Music: More Than a Stream of Notes and Lyrics

Madison Castello, Op/Ed Editor

It’s no surprise that an individual’s surroundings can majorly impact their views of the world. You hear all about the detrimental effects of violent video-games on the news practically every day: stories about protective mothers petitioning against electronic games showcasing guns and brutal murders. Or even with television–most parents monitor the shows their children watch to prevent them from seeing violent or sexual content. Why? Because these sources will often influence a child’s impressionable beliefs. While this supervision may seem extensive to some, it is necessary for a good upbringing. But why isn’t anyone talking about music?  

Listening to your favorite tunes is a part of everyday life. Walking to school, driving to work, studying for a test–everyone is plugged in. The older generations may only seldom listen, but for generation Z, it’s a part of everyday life. It’s rare to see a teenager in public without headphones on full blast. And at this stage of crucial development, it’s imperative to monitor their choices. Kids are especially susceptible to what they hear and see. 

It’s ultimately ironic. Parents will exaggerate the harmful nature of certain aspects of popular entertainment, but will completely overlook the more pressing parts. For example, a student who wished to remain anonymous told me that their parents forbid them to watch the newest horror film, IT Chapter 2, but they have no regulations whatsoever on music. When asked about the type of genres they listen to, the student admitted to most of their songs relating to drugs, sex, and alcohol. This teenager’s guardians refuse to let them watch a movie about a fictional clown, but are unknowingly granting them access to negative influences.

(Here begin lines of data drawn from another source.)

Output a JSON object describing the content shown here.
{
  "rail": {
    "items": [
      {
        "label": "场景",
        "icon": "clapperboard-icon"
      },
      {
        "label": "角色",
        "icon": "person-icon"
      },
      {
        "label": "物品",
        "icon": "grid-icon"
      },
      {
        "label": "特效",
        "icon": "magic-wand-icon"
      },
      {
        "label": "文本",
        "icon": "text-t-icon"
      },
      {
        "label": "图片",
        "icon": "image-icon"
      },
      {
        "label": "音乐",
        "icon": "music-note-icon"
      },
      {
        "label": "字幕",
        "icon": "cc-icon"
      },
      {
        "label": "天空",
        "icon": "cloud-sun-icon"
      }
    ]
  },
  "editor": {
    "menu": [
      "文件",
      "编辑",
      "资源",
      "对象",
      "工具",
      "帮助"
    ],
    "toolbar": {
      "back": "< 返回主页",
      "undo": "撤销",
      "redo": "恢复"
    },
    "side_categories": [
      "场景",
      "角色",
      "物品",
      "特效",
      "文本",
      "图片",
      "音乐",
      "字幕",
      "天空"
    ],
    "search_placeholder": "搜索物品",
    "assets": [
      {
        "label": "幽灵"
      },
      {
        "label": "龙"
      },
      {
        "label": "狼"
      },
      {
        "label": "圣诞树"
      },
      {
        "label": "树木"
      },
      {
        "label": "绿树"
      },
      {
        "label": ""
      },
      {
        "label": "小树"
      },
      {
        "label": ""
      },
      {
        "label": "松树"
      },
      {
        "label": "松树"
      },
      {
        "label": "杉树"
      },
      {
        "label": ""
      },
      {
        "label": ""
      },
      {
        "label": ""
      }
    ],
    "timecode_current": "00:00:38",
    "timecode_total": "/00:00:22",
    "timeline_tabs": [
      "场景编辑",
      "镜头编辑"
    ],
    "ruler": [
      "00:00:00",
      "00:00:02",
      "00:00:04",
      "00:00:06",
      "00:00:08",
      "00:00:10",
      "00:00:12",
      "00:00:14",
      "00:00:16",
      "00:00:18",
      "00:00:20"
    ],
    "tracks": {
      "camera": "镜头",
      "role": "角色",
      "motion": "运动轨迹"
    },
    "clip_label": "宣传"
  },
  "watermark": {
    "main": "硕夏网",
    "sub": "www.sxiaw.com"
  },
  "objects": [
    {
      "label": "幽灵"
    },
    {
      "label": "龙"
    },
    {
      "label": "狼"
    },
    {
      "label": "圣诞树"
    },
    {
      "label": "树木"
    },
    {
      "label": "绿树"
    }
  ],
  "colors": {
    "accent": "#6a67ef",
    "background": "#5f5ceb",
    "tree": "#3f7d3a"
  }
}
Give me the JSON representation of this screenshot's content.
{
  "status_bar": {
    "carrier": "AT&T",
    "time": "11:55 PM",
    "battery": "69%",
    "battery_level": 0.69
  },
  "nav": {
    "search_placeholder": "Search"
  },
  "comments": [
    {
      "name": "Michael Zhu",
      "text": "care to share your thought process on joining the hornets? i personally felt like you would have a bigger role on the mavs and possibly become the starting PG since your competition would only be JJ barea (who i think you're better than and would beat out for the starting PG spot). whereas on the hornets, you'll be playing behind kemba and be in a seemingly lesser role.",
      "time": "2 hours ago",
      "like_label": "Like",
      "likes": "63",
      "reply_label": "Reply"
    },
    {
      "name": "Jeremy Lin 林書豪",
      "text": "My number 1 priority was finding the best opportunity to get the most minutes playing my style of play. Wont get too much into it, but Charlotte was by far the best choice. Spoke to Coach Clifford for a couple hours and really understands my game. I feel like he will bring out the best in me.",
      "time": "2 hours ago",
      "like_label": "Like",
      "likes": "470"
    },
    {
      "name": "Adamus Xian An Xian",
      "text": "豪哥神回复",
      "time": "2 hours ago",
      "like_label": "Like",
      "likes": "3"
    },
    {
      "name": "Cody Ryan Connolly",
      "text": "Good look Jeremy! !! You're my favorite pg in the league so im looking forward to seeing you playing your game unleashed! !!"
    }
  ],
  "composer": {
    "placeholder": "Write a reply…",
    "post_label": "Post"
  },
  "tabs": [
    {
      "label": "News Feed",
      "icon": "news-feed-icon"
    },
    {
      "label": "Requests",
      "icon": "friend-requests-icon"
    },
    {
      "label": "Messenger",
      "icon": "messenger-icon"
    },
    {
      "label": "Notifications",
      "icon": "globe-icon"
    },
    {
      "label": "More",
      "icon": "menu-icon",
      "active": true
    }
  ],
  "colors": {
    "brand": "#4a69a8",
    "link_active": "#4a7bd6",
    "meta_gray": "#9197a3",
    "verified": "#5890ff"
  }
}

I’m not saying this is a “monkey see, monkey do” situation, but, to an extent, it is. Listening to music about these touchy topics normalizes it. If you constantly play a song on repeat about a rapper’s intense party over the weekend involving drugs, sex, and alcohol, those things will become acceptable to you. Almost familiar. 

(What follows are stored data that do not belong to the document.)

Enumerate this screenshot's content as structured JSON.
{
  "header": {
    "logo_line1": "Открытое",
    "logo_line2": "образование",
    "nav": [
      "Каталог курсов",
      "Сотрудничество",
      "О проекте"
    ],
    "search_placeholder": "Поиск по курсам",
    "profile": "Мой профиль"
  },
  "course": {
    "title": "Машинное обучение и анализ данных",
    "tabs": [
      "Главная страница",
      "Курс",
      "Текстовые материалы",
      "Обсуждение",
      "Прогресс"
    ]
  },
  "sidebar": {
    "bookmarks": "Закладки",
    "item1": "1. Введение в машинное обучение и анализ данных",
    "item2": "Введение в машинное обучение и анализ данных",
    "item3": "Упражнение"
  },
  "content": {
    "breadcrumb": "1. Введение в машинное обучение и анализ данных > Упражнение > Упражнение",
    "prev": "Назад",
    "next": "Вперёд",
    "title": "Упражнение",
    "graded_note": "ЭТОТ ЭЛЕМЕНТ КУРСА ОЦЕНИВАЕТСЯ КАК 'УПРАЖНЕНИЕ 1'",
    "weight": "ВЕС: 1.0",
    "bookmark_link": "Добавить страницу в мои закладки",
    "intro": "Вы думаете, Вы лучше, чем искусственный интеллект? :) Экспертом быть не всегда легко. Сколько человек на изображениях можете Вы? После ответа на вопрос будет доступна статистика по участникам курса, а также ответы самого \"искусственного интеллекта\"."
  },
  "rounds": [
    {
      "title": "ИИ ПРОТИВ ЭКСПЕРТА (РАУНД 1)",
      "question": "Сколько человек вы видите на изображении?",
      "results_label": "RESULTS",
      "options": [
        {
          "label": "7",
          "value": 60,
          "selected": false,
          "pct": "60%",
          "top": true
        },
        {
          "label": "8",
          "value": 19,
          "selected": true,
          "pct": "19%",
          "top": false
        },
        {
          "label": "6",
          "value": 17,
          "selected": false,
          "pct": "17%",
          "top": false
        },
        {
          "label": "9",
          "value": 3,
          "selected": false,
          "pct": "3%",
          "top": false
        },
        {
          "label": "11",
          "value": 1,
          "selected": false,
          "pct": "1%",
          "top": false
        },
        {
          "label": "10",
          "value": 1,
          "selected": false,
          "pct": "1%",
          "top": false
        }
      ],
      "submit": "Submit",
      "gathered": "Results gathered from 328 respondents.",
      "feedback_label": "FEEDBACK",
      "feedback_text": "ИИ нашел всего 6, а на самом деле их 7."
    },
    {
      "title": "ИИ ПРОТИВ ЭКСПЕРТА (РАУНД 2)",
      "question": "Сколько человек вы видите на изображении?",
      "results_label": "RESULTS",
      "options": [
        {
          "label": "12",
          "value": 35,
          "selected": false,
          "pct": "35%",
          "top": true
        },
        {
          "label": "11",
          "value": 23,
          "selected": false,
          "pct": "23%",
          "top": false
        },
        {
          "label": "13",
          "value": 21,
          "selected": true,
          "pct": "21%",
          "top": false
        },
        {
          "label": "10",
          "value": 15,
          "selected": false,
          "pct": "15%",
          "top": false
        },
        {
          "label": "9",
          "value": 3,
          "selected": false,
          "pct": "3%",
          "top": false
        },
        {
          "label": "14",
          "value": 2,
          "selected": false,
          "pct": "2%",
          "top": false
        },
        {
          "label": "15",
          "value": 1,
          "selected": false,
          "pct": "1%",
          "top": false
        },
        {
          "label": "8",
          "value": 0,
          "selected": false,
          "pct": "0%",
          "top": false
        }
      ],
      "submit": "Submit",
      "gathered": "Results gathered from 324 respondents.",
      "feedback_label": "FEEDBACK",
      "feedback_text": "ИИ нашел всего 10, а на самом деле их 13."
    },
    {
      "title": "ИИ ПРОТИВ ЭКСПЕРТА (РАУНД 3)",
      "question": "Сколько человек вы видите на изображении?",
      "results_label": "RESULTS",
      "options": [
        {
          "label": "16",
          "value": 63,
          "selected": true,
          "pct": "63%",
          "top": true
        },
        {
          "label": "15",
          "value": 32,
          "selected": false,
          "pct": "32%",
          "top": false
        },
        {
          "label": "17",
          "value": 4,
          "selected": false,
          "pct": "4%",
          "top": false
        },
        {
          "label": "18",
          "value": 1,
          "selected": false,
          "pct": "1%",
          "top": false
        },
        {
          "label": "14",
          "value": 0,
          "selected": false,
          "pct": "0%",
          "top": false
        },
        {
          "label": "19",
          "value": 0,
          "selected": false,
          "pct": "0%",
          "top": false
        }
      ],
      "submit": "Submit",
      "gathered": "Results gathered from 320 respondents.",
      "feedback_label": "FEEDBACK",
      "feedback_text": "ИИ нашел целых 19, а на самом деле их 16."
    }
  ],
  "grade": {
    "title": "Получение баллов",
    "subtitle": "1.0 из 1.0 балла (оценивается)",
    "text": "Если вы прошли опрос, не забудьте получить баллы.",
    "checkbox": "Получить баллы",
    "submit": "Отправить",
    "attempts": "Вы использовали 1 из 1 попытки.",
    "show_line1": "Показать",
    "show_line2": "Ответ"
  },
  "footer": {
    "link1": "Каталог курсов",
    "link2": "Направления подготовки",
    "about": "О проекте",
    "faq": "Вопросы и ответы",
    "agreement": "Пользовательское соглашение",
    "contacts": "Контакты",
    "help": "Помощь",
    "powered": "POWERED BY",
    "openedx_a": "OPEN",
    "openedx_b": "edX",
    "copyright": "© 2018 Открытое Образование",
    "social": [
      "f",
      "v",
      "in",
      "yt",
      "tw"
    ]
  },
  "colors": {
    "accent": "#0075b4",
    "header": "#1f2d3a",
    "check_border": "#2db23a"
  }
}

And there’s also the issue of morals. How these artists view the world and treat others in it can begin to warp your own beliefs. Take feminism for example. Doesn’t it seem nowadays that women are just valued for their outward appearance? What happened to loving women for their personalities? Pop music has had a lot of influence on this. 

In 2010, Bruno Mars released his song called “Just The Way You Are,” only 9 years ago. In this song, he talks about loving his girl just the way she is, not caring about how she looks, stating “There’s not a thing that I would change ’cause you’re amazing. Just the way you are.” Now take Drake’s new album, “Scorpion,” just released last year. I’d insert a quote from one of his songs to further support my point, but quite frankly, all the songs were so derogatory toward women that it’d be offensive to cite. It’s music like this that is damaging our teens’ values. When their favorite artist speaks to women like this, it’s easy to understand why they’d do the same. Now I don’t have anything against listening to Drake or any similar music, but it’s important that teens know right from wrong and listen to their conscience instead of just mindlessly following others. 

In the midst of all the negatives in this article, it is important to remember the plus side of listening to positive music. In some cases, listening to one’s favorite tunes can serve as a stress reliever. It can be used as a way to reflect one’s emotional state, particularly when feeling “down” or lonely, or a stimulant to boost energy and confidence. Music can negatively impact one’s emotional state and personality, but if utilized the right way, it can be really uplifting. I’m not advocating for completely prohibiting music, just remembering to be careful. You are what you listen to.